H33O-08
Modeling and managing urban water demand through smart meters: Benefits and challenges from current research and emerging trends

Wednesday, 16 December 2015: 15:25
3002 (Moscone West)
Andrea Cominola1, Matteo Giuliani2, Andrea Castelletti1, Dario Piga3 and Andrea Emilio Rizzoli4, (1)Politecnico di Milano, Milano, 20133, Italy, (2)Politecnico di Milano, Milano, Italy, (3)IMT Institute for Advanced Studies Lucca, Lucca, Italy, (4)The Dalle Molle Institute for Artificial Intelligence Research, Lugano, Switzerland
Abstract:
Urban population growth, climate and land use change are expected to boost residential water demand in urban contexts in the next decades. In such a context, developing suitable demand-side management strategies is essential to meet future water demands, pursue water savings, and reduce the costs for water utilities. Yet, the effectiveness of water demand management strategies (WDMS) relies on our understanding of water consumers’ behavior, their consumption habits, and the water use drivers. While low spatial and temporal resolution water consumption data, as traditionally gathered for billing purposes, hardly support this understanding, the advent of high-resolution, smart metering technologies allowed for quasi real-time monitoring water consumption at the single household level. This, in turn, is advancing our ability in characterizing consumers’ behavior, modeling, and designing user-oriented residential water demand management strategies.
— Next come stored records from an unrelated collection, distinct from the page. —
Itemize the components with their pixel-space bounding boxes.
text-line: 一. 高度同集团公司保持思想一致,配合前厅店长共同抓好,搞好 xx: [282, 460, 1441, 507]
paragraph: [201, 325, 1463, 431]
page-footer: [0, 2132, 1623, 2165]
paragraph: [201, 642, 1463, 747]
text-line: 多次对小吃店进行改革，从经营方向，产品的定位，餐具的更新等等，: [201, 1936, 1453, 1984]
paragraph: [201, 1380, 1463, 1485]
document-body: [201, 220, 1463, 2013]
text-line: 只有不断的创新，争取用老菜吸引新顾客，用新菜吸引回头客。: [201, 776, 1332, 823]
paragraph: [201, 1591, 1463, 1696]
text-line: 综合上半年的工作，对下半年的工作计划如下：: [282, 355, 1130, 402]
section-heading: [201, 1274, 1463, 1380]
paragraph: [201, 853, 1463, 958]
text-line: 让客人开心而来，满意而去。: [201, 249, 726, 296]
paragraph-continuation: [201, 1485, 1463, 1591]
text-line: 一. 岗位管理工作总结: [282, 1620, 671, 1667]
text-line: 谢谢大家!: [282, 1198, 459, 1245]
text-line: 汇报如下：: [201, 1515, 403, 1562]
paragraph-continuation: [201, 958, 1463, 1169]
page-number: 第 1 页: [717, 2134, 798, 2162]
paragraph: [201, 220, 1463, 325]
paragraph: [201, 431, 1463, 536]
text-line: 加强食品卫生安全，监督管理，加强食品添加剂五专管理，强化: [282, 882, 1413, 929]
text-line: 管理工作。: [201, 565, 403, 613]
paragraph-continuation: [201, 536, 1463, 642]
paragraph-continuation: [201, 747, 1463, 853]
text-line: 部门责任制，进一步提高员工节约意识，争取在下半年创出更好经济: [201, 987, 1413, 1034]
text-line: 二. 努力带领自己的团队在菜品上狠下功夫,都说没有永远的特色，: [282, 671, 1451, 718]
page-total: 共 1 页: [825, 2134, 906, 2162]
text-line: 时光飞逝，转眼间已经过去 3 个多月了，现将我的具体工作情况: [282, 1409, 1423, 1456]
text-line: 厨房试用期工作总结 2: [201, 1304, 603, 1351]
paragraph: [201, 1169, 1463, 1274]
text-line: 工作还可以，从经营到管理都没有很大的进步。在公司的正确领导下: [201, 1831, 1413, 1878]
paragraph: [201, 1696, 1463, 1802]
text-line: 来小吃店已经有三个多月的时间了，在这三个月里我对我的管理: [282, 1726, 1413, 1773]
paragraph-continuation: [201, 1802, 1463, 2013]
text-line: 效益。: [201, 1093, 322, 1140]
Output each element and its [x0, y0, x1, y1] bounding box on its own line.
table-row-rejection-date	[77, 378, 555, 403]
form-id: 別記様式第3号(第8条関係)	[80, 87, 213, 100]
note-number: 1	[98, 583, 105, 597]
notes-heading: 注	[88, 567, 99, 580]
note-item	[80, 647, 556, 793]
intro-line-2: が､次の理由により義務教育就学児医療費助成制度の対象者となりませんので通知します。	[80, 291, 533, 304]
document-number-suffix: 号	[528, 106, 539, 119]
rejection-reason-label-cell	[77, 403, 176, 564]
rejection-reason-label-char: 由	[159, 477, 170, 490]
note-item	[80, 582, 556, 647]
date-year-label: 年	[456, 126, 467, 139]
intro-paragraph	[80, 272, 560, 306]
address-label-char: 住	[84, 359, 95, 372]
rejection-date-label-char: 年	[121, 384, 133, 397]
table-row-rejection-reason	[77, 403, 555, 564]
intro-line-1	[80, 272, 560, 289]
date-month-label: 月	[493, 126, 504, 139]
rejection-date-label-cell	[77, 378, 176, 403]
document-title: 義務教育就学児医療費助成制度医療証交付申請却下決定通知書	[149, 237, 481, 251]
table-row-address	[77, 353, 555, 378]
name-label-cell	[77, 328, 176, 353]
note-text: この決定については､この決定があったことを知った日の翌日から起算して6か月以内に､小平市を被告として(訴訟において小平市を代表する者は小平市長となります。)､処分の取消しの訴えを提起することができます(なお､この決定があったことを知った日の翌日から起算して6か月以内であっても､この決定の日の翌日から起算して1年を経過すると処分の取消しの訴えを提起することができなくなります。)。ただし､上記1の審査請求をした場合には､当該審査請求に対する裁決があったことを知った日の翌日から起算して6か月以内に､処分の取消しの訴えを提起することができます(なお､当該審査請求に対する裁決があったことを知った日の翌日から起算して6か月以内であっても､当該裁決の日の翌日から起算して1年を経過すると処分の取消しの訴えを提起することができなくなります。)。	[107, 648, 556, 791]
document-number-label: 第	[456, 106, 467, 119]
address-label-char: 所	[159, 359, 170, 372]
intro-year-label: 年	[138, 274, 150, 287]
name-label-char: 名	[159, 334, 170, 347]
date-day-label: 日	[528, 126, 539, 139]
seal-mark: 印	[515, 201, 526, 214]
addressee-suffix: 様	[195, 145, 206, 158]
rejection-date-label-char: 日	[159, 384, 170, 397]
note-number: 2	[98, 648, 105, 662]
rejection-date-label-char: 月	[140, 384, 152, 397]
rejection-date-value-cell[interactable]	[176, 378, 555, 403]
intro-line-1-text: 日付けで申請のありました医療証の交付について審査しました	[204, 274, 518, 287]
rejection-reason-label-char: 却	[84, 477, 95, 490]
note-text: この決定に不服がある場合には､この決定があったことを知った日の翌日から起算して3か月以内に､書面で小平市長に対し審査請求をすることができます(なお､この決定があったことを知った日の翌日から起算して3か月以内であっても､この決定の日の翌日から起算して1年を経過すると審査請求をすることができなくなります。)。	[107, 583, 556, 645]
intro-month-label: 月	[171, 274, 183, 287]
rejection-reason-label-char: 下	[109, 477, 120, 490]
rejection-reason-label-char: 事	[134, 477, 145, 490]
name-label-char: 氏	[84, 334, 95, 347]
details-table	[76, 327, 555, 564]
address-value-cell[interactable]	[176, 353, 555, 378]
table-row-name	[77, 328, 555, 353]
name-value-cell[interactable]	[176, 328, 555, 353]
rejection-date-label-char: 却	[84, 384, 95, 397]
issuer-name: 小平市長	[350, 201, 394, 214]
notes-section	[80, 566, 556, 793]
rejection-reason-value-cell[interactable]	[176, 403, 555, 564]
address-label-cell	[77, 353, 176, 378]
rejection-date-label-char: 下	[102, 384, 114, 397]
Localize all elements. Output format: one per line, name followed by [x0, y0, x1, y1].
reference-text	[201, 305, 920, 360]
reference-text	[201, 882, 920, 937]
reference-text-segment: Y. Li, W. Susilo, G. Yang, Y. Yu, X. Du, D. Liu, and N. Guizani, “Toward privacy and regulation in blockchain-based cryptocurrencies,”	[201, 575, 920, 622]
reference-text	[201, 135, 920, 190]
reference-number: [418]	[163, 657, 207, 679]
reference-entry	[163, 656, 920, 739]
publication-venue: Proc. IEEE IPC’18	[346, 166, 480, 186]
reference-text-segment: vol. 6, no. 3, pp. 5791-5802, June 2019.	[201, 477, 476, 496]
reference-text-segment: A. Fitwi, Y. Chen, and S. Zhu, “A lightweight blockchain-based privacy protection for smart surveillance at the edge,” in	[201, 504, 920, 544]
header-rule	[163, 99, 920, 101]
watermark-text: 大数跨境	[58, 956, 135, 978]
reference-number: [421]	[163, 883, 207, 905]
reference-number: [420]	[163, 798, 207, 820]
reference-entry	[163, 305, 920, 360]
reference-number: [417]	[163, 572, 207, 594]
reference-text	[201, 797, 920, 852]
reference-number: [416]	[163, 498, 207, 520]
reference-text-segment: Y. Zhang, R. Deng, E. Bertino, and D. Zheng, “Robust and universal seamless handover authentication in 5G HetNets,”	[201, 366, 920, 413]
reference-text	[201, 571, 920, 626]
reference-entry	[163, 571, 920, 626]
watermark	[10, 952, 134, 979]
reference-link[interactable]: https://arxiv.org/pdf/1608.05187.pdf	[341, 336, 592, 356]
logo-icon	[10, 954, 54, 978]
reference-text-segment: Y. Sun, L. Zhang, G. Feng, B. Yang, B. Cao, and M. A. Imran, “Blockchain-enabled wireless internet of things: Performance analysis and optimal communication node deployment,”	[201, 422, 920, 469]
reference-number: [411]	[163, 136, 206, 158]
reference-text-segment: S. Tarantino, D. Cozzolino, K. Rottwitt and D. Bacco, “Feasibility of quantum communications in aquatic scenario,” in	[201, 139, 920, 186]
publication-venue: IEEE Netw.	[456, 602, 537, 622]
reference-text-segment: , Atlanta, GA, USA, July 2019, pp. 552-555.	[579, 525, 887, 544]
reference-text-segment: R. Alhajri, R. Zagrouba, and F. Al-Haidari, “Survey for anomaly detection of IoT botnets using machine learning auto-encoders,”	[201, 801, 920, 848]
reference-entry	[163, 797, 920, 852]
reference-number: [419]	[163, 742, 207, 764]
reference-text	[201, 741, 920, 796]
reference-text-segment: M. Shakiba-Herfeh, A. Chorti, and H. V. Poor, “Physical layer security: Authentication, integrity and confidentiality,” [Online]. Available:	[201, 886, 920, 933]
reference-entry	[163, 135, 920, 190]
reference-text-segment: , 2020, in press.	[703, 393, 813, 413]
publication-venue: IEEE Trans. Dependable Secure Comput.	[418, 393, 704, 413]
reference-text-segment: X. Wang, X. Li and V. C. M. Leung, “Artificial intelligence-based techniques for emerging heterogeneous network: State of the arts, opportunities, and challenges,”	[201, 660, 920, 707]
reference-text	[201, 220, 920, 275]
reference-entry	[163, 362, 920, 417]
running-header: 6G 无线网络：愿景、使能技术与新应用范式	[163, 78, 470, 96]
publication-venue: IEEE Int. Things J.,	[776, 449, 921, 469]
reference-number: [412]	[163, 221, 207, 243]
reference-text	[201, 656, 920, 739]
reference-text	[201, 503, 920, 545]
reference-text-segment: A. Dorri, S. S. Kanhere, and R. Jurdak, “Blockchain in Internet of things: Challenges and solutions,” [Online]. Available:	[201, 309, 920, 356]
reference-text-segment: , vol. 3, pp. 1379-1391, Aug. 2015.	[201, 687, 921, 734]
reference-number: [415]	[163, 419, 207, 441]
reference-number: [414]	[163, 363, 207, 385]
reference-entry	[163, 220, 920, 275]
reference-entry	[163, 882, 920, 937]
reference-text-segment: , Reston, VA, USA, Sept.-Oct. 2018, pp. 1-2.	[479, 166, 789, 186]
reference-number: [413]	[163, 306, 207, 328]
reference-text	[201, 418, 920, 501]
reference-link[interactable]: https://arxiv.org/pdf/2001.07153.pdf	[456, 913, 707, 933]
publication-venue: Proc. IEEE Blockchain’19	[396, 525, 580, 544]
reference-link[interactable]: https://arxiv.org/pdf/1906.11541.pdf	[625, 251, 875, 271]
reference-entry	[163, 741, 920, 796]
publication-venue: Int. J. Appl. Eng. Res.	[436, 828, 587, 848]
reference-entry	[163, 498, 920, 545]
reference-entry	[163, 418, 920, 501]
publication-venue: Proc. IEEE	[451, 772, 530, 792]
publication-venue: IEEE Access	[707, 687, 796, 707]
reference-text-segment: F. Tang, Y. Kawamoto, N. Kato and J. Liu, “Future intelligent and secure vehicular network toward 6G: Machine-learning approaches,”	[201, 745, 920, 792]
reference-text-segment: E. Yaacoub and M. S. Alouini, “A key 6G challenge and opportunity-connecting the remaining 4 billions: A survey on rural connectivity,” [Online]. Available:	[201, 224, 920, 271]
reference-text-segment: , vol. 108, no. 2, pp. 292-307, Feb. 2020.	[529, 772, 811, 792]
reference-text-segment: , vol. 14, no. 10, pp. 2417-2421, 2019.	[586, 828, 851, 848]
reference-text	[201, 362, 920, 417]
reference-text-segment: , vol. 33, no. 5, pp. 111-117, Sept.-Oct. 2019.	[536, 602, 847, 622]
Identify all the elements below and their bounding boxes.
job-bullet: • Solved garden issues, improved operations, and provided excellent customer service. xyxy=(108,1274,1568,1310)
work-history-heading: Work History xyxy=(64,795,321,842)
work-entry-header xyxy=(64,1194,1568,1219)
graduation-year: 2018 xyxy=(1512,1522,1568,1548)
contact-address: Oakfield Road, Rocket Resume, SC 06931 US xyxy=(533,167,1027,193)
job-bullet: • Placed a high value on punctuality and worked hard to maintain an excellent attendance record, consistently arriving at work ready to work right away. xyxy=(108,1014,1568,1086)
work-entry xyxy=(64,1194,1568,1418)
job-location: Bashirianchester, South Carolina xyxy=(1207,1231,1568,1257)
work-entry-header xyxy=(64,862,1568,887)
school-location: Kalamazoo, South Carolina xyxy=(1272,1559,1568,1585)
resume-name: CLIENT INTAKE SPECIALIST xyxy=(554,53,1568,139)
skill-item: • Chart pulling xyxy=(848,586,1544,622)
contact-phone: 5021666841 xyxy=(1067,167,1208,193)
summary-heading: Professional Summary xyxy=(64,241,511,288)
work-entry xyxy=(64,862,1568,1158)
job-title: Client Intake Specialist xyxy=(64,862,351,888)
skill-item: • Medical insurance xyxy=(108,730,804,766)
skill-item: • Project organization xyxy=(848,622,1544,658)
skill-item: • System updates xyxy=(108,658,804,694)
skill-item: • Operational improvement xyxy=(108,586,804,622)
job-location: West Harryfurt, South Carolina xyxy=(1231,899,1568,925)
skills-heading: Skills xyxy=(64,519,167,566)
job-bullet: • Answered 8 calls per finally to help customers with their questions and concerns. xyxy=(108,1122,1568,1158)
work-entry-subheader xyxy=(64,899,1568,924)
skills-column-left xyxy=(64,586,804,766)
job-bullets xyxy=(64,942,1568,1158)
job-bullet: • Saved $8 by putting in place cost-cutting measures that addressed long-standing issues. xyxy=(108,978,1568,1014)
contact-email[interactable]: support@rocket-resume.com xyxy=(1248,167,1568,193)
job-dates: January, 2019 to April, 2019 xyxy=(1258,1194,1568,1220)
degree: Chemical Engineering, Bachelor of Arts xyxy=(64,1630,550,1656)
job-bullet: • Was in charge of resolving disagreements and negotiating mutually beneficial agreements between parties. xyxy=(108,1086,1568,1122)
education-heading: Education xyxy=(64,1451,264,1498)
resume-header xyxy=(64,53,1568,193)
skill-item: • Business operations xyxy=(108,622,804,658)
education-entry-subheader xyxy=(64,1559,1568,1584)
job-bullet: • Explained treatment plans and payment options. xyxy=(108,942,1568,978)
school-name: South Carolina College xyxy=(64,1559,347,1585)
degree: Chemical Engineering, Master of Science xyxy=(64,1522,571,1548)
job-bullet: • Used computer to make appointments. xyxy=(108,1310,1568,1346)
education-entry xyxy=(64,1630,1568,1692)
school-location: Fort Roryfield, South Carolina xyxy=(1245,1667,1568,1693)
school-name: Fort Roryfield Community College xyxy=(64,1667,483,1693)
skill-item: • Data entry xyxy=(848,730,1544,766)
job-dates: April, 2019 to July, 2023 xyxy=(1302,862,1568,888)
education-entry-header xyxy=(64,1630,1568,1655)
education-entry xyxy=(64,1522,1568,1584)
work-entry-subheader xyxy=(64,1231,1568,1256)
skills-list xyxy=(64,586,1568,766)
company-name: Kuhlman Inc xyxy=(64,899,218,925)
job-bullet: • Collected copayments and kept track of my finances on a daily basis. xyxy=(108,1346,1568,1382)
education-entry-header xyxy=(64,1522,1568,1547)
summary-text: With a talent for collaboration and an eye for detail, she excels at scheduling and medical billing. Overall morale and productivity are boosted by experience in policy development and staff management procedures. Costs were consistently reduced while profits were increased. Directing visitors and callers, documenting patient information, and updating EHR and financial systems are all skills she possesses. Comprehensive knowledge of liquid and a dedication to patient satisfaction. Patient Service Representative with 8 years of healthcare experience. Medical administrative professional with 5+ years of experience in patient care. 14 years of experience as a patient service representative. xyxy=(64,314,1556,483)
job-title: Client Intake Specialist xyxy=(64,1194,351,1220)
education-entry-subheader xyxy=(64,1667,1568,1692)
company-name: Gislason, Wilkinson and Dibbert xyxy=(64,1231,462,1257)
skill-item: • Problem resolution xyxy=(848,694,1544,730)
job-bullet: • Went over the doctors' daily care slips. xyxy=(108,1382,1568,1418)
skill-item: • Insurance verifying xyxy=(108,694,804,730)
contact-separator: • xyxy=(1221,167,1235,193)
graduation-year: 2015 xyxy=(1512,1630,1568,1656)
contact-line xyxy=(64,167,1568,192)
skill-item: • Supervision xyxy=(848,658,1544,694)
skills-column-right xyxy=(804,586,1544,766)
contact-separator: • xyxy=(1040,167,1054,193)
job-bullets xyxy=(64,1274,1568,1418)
Several water smart metering programs have been rolled-out in the last two decades worldwide, addressing one or more of the following water demand management phases: (i) data gathering, (ii) water end-uses characterization, (iii) user modeling, (iv) design and implementation of personalized WDMS. Moreover, the number of research studies in this domain is quickly increasing and big economic investments are currently being devoted worldwide to smart metering programs. With this work, we contribute the first comprehensive review of more than 100 experiences in the field of residential water demand modeling and management, and we propose a general framework for their classification. We revise consolidated practices, identify emerging trends and highlight the challenges and opportunities for future developments given by the use of smart meters advancing residential water demand management.

Our analysis of the status quo of smart urban water demand management research and market constitutes a structured collection of information supporting the development of integrated procedures in the field of urban water management, as well as common actions aiding the collaboration with other sectors, as the nexus with energy demand management.